Image: Fruit cart her parents run
But then
– Why didn’t you go to college too Prithikadevi?
– At that point ma’am, it was important to contribute to the family income.
– But your sister went to college; was the decision to opt for a vocational training course suggested by your parents?
– No ma’am, my father was very keen that I go to college, but both my parents were very sick at the time. My mother had just had a gall bladder operation, and the decision to opt for a vocational training course after my 10th was mine.
– So now you see good prospects with your Kidney Dialysis training
– This is a Diploma course; I will appear for my 12th exam next year in private, I don’t need tuition, my training course material will help me with my subjects.
– And then?
– By then, my sister will complete her B. Com soon. When she gets a job, I will complete my Nursing Degree course and improve my career prospects.

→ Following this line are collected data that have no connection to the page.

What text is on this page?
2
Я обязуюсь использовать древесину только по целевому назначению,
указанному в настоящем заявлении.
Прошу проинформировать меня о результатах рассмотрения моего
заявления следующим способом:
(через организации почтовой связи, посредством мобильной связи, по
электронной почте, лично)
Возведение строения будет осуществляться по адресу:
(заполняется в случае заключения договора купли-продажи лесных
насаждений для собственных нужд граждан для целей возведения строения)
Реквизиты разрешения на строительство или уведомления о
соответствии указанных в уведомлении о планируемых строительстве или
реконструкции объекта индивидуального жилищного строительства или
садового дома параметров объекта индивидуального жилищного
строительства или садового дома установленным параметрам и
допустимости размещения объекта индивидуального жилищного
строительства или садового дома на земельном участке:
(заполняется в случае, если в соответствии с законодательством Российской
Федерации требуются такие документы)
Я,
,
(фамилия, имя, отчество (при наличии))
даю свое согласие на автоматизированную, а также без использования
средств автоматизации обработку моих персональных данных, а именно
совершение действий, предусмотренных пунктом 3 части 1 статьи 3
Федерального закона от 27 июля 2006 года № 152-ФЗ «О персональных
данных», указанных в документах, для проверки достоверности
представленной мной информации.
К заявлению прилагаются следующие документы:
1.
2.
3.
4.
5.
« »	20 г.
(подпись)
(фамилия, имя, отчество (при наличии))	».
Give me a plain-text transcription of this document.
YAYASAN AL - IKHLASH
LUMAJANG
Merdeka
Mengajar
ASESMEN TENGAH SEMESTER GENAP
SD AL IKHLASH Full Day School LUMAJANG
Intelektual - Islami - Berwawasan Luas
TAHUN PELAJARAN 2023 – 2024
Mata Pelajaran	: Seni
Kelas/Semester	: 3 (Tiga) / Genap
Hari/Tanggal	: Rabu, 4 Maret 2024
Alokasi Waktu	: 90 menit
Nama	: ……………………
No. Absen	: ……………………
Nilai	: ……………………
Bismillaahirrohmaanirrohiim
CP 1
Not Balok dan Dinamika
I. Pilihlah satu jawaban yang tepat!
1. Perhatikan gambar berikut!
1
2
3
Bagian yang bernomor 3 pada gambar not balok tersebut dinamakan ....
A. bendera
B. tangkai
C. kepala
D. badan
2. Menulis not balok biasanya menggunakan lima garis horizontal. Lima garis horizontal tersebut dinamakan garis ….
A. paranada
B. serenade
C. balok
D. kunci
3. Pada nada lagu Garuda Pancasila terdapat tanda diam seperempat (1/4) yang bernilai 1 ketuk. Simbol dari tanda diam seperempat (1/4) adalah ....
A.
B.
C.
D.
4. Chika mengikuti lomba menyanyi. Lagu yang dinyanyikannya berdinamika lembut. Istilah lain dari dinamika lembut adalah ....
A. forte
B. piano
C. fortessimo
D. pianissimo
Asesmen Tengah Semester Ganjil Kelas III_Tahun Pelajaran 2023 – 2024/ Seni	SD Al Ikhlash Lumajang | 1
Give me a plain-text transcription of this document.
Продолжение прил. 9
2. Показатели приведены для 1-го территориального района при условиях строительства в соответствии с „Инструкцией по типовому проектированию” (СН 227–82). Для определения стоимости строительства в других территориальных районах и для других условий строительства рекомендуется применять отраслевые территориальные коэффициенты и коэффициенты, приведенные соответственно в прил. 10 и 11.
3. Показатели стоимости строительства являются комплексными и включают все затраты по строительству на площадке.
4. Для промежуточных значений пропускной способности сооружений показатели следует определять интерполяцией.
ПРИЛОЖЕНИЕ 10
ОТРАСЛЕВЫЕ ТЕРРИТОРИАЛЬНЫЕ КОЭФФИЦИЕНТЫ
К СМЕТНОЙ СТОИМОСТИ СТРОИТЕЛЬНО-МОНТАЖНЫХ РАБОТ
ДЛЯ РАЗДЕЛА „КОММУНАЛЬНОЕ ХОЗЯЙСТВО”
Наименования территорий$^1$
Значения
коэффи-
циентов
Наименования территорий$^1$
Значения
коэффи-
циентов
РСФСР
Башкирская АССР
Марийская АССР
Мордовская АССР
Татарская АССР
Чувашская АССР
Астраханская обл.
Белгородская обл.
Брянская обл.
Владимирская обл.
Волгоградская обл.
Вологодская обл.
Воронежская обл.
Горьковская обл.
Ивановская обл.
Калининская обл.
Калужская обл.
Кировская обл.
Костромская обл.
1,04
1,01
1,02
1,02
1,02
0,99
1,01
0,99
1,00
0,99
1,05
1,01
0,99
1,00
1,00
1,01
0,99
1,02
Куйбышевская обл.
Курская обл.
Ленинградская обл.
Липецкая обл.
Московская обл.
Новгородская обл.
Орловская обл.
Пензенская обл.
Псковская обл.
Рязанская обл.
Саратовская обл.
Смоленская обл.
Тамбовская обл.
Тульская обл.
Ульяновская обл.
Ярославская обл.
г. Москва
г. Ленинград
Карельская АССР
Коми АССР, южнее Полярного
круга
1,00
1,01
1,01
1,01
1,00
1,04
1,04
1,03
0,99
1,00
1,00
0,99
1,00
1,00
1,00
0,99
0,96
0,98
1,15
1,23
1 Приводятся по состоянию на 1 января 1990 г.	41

What our success story acknowledges with humility is that our children don’t always have the luxury of a near-linear path from education to employability. Circumstances force them to make mature decisions way beyond years. But we would like to think that we have a role to play in igniting in them the spark of aspiration and willingness to work for it.
P.S Prithikadevi recently received her job confirmation from Krishna Nursing Home and now earn Rs. 6000 per month.